I once spent a full day helping one guy find the cause for his program Fortran behaving in completely crazy ways. I didn't spot it until I single stepped through his program, machine instruction by machine instruction, seing that the compiler referenced two different locations, seemingly selected at random, that should have been a single location. Or ... Searching for the variable name in the source code hit only half of them. In the other half, the letter O was written as the digit 0, and in both the screen and printer fonts the two were almost perfectly identical. Obviously, the coders had used a lot of copy/paste to get that many occurences of 0.

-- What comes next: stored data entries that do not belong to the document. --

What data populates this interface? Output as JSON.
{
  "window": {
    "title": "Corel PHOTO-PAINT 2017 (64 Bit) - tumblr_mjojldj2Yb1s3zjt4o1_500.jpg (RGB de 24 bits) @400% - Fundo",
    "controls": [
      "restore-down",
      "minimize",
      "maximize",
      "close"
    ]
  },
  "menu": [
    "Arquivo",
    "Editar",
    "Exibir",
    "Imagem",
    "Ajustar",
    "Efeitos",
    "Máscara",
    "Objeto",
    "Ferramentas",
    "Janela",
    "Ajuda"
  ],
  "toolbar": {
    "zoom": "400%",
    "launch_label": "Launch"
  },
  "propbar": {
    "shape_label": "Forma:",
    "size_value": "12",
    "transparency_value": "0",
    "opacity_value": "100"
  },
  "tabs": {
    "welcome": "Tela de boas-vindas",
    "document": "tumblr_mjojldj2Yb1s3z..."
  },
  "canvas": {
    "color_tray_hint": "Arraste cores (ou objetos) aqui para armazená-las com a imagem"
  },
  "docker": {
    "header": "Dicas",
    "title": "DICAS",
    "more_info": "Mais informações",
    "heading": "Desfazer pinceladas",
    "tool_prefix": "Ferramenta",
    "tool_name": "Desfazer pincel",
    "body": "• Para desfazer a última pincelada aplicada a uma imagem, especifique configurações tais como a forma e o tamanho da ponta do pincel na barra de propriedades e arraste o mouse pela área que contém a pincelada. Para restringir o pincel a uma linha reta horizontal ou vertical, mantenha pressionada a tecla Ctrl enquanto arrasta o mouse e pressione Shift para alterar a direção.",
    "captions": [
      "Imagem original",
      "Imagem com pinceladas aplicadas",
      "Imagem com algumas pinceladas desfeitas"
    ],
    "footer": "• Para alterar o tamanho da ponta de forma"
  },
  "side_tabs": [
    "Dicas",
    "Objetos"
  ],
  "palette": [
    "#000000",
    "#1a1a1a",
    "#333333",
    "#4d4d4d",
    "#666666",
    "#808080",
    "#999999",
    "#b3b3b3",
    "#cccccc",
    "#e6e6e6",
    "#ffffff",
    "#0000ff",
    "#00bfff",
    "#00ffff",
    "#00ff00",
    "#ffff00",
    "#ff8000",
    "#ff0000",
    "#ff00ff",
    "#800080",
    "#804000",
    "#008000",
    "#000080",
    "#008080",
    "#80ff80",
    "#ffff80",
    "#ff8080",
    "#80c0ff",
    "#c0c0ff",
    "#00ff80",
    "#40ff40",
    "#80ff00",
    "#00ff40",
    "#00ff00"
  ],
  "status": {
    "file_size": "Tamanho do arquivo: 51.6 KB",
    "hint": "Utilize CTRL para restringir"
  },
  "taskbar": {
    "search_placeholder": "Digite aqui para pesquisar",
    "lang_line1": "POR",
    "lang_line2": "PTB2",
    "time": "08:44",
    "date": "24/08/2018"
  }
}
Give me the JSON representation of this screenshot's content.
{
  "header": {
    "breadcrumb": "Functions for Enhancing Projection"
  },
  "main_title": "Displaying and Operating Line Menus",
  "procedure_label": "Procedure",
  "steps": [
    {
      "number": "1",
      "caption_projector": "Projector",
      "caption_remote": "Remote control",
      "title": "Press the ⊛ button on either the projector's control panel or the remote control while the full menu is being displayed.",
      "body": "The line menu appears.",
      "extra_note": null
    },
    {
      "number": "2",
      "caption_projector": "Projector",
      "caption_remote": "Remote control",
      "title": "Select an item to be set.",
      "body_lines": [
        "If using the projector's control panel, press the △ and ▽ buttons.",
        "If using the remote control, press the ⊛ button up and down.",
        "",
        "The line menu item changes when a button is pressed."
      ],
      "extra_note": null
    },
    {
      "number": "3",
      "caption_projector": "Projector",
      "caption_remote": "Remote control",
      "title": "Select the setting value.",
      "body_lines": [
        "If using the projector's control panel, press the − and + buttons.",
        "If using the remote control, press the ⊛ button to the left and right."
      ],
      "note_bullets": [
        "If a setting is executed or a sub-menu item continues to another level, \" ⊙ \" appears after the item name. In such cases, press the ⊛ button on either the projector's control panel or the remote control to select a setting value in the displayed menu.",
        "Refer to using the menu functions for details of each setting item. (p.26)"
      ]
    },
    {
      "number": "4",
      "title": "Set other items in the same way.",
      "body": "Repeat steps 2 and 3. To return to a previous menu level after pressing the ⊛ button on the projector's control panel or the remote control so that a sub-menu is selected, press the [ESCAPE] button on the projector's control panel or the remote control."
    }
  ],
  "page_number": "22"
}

In Fortran, you can declare IMPLICIT NONE (at least from Fortran 77 onwards), forcing you to explicitly declare every variable, as in any other decent programming language. But lots of old Fortran programmers hated having to tell in advance that they were going to need this and that variable; they didn't see the point of explicit declaration, and refused to use IMPLCIT NONE.
Some programmers are that way even anno 2019, praising their favorite language because variables are implicitly declared. (Or that they don't need braces around composite statements. Or use braces rather than BEGIN END. Or int rather than integer, bool rather than boolean / logical. Or... So don't be too harsh with the old Fortran programmers!)